Fecondità dell’assurdo
di Bruno Forte
“Io traggo dall’assurdo tre conseguenze: la mia rivolta, la mia libertà e la mia passione”. Queste parole di Albert Camus testimoniano quanto possa essere feconda per il pensiero e per la vita l’idea dell’assurdo. In quanto lontananza (“ab-“) da ciò che è consonante (“surdus”, probabilmente dalla radice “suar”, “suonare”), l’assurdo è “dissonanza” che spezza la continuità del significato, pur rinviando a una possibile eccendenza del senso: proprio così, mentre segnala l’impossibilità di accedere alla verità, l’assurdo non esclude il rinvio all’orizzonte in cui essa mostra i suoi bagliori di luce nei fenomeni a noi percepibili. Si comprendono allora le tre conseguenze che Camus trae dall’assurdo, e che il libro appena pubblicato da un giovane docente dell’Università Lateranense, Mirko Integlia (Filosofie e narrazioni dell’assurdo, Mimesis Edizioni, Milano 2017, con una mia prefazione) accosta in maniera rigorosa e affascinante, rivisitando le filosofie e le narrazioni dell’assurdo in quattro autori che ne hanno fatto il cardine del loro pensiero: Giuseppe Rensi, Jean-Paul Sartre, Albert Camus ed Emil Cioran. Si tratta di voci diverse, “che hanno elevato a condizione trascendentale dell’esistenza umana un’insensatezza che altro non è, forse, se non il deserto di un’epoca segnata nel suo cuore dalla morte di Dio (Nietzsche) e da un’umanità in rivolta (Camus) contro la propria finitezza” (11s). L’assurdo suscita anzitutto la rivolta: “La nostra epoca - scrive Integlia -, plasmata da presupposti metafisici, è segnata nei suoi tratti più profondi dalla perdita del senso e dal trionfo dell’assurdo” (ib.).
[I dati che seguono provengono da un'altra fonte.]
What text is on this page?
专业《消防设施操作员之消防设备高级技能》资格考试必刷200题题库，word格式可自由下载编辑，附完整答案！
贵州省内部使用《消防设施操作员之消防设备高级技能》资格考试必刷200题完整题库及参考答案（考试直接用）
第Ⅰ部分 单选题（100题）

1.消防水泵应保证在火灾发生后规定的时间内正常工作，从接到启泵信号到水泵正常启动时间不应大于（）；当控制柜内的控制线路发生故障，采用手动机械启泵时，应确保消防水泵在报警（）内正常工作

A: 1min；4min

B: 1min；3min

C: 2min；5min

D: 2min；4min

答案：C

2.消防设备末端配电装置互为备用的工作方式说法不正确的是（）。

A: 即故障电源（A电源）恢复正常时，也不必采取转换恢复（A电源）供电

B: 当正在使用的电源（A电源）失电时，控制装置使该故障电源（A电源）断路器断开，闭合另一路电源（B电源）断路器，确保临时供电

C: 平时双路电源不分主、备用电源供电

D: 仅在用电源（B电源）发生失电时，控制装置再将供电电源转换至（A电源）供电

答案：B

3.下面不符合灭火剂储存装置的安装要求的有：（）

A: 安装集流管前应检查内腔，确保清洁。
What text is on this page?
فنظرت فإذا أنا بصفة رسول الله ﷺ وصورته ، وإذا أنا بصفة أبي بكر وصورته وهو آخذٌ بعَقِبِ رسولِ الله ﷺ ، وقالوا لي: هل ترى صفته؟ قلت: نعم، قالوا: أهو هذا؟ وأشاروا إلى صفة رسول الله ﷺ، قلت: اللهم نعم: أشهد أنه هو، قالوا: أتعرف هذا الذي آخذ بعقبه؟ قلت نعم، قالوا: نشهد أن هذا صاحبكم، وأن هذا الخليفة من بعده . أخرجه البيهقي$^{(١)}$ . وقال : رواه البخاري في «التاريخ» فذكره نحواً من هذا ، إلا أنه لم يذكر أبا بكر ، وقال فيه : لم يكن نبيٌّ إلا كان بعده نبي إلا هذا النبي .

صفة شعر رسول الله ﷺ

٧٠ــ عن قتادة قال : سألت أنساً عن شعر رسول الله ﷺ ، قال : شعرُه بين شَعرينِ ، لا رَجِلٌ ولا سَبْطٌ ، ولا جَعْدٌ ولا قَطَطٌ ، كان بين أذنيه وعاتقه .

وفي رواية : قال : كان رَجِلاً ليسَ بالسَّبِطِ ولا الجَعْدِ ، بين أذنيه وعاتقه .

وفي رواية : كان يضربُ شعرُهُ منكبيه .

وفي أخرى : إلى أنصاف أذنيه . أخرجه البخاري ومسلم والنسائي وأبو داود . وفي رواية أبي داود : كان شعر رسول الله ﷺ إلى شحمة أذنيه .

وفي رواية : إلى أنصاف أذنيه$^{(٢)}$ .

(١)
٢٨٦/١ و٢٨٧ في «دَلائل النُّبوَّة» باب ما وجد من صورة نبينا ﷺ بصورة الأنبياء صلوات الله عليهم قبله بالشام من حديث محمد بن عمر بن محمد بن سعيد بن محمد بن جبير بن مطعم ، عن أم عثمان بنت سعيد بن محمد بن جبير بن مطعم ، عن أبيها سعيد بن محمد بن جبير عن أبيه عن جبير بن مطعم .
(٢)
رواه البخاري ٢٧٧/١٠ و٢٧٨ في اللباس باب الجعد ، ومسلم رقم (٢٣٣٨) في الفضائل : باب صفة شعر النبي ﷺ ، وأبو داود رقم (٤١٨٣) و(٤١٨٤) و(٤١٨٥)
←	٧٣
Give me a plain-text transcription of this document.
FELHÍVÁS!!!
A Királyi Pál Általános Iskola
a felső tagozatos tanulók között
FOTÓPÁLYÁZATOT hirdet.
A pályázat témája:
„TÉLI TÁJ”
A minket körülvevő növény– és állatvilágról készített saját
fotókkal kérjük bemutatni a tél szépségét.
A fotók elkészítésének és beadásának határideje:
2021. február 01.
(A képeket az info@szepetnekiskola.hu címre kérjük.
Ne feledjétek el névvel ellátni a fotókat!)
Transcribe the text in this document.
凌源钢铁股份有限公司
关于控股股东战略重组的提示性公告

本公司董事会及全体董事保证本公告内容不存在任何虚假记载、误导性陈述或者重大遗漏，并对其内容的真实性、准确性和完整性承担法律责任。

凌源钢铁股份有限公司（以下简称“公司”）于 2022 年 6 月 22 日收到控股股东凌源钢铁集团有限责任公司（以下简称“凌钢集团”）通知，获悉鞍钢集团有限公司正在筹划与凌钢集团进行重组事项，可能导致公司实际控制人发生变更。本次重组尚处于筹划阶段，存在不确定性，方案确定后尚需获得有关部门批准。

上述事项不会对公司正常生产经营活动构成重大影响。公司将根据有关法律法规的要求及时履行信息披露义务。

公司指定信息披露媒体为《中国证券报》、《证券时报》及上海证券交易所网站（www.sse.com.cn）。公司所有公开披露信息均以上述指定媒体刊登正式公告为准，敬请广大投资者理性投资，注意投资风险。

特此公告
Sviluppando il suo itinerarium in absurdum, l’Autore discende in questo “cuore oscuro che pulsa al fondo della modernità”, confrontandosi con lo spirito nichilista che attraversa le nervature profonde della nostra epoca, cogliendovi il sapore di resistenza e di rivolta, che ad esempio proprio Albert Camus propone contro l’esperienza della finitezza, nella quale l’umanità dell’uomo “finisce per annientare, spiritualmente prima che fisicamente, sé stessa” (ib.).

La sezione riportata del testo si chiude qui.